In August 1910, he and actor Raymond Hitchcock purchased the original Chinese Theatre in Chinatown, Manhattan and turned it into the first movie theatre in the area. The movie house failed to catch on in the Chinese-American community, partly due to the ongoing Tong wars, and they eventually sold the property to the New York Rescue Society for use as a mission.

He also developed both close friendships and friendly rivalries with fellow announcers Tim Hurst and Charles J. Harvey, outlasting Harvey when he retired from announcing to become secretary of the New York Boxing Commission following the passage of the Frawley Law in 1911 and eventually became a manager. When Tex Rickard began promoting boxing at the old Madison Square Garden in 1925, Humphreys was hired as official ring announcer and was present at many of the top prize fights held at the venue including Jack Dempsey's bouts against Georges Carpentier, Luis Firpo and Gene Tunney. He was a major fan of Gene Tunney and Jack Dempsey, regarding the latter as "the most devastating fighter ever to step in the ring". He often claimed that Dempsey's bout against Firpo was "the most exciting he had ever witnessed".

Humphreys was also highly skilled at using current events during his performances. For example, during the Jack Sharkey vs. Jim Maloney on May 20, 1927, he asked the crowd of 40,000 at Yankee Stadium to stand and observe a moment of silence for Charles Lindbergh who had left earlier that day on his transatlantic flight from New York to Paris.

Humphreys also became involved behind the scenes and was associated with Sam H. Harris in the management of then world bantamweight and featherweight champion Terry McGovern. Upon his request, his granddaughter Terry was named in McGovern's honor. In 1929, he publicly stated that he intended to remain an announcer for 50 years. He was never known to take any special care for his voice, save chewing on a cough drop or when his throat became dry, and was opposed to using microphones when they were first introduced at Madison Square Garden.

Humphreys suffered a serious stroke in June, 1933 which sidelined him for only two months. He resumed his role August 17 of that year at Madison square garden. He made a few remarks to an enthusiastic crowd. At the third meeting between Barney Ross and Jimmy McLarnin in 1935, he was unable to enter the ring and had to do his introductory announcements from ringside. However, he was so ill that he was unable to attend the championship bout between Max Baer and James J. Braddock on June 13, 1935, and missed the first major fight in his career.

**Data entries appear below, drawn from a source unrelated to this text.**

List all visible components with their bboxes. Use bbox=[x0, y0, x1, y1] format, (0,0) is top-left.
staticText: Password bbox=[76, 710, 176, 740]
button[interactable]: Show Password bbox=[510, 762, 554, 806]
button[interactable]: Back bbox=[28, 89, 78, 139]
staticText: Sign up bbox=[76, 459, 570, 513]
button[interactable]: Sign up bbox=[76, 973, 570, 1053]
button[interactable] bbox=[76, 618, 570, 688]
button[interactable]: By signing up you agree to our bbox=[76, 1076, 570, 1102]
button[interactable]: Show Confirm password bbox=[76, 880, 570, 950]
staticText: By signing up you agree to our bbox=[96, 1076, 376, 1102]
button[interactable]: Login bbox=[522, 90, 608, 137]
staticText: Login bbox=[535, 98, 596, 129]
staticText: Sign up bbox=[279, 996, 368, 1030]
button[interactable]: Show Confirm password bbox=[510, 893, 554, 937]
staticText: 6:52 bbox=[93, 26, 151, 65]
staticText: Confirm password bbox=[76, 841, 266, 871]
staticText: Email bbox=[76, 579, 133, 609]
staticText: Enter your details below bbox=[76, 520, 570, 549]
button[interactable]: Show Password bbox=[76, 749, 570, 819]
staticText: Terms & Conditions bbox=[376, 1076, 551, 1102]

He spent a month in the hospital and made his in-ring return at Yankee Stadium, welcomed by the 95,000 fans in attendance, to announce Max Baer-Joe Louis fight on September 24, 1935. Humphreys continued working at Madison Square Garden during the 1935–36 season, but announced only the main events. Although he lived most of his life in New York City, where he exclusively performed during his career, Humphreys spent his later years in Red Bank, New Jersey and New Rochelle, New York.

In late-June 1936, Humphreys fell seriously ill and was confined to his home in Fair Haven, New Jersey for three weeks. On the morning of July 10, he apparently collapsed from heat and was unable to speak coherently. Falling into a coma at around 2:00 pm, he died an hour and a half later. His son and daughter-in-law, as well as his grand daughter Terry, were at his bedside at the time of his death.

In 1997, Humphreys was inducted into the International Boxing Hall of Fame as a "non-participant".